Podrían comprobar, en efecto, cómo las grandes reformas han venido siendo recibidas con sistemáticos catastrofismos y negros augurios. Cómo, luego, la realidad de las cosas malamente se ha compadecido con tales sombríos vaticinios. Y cómo podría concluirse que muchas no se han comportado tan mal como la incansable oposición política y mediática ha logrado hacer llegar a la opinión pública. Los ejemplos podrían multiplicarse.
Cuando hace un par largo de años la Administración aprobó una serie de medidas para reducir el absentismo laboral se nos describió un triste espectáculo: a pesar de su delicado estado de salud, largas filas de doentes habrían de transitar penosamente por las calles camino del trabajo por miedo a un eventual despido.Luego, como apunto, las cosas han sido infinitamente menos dramáticas. La reforma ha demostrado algo que se presentía: que en las bajas laborales se cometían no pocos excesos o abusos. El hecho es que los procesos por incapacidad temporal se han reducido en un 46 por ciento y que ello ha supuesto a la Seguridad Social un ahorro de más de 3.000 millones de euros.
Por otra parte, el reciente acuerdo de la Xunta de congelar por cuarta vez las tasas universitarias me ha traído a la memoria la polémica que en los primeros compases de la legislatura suscitó el decreto-ley de medidas urgentes de racionalización del gasto público en el campo educativo. Para algunos, aquello significaba “un ataque en toda regla” al sistema educativo público. El precio de las matrículas –clamaba nuestro siempre enojado Francisco Jorquera- se iba a disparar. Otros auguraban una terrible serie de males.

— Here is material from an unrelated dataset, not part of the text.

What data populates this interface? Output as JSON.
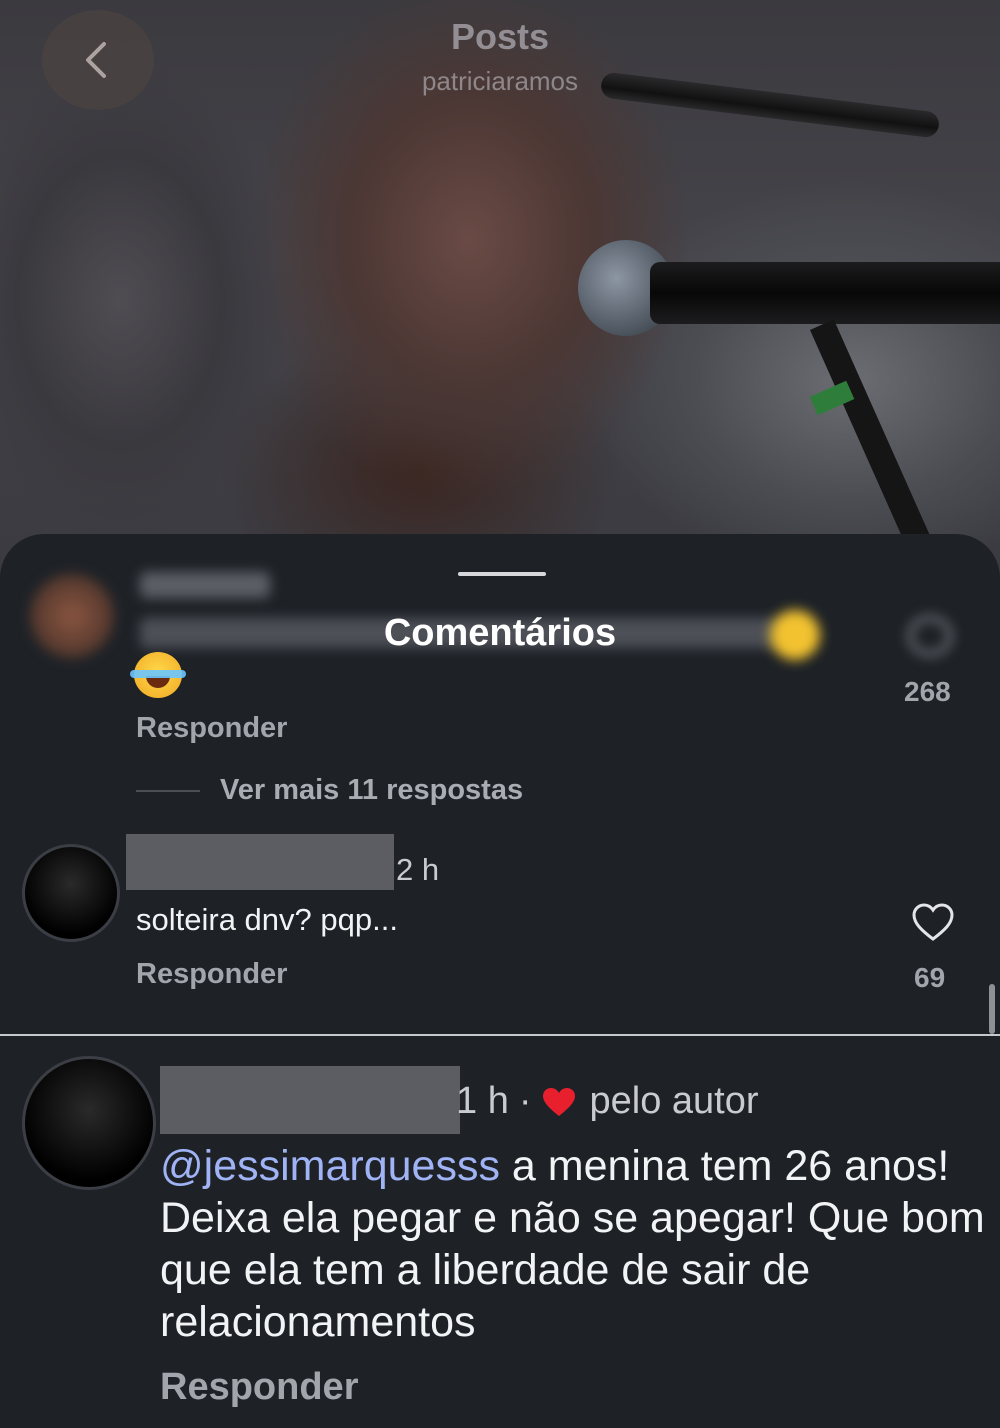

Nada de eso ha sucedido, al menos en la medida en que se conjeturaba. Entre otras razones, porque las comunidades autónomas han sido quienes en virtud de sus competencias han llevado a la práctica las disposiciones previstas y quienes en su mayoría han hecho uso del margen de actuación que la propia norma concedía.
(Por cierto: la congelación generalizada de tasas al margen de la situación socioeconómica del estudiante universitario queda muy bien y resulta fácil para el aplauso y el titular periodístico. Otra cosa es que se trate de una medida equitativa. Porque lo que se está haciendo es trasladar a las familias con rentas inferiores parte del coste que ello supone para las familias acomodadas, que son quienes en mayor medida llevan a sus hijos a la Universidad. ¿Y eso es justo?).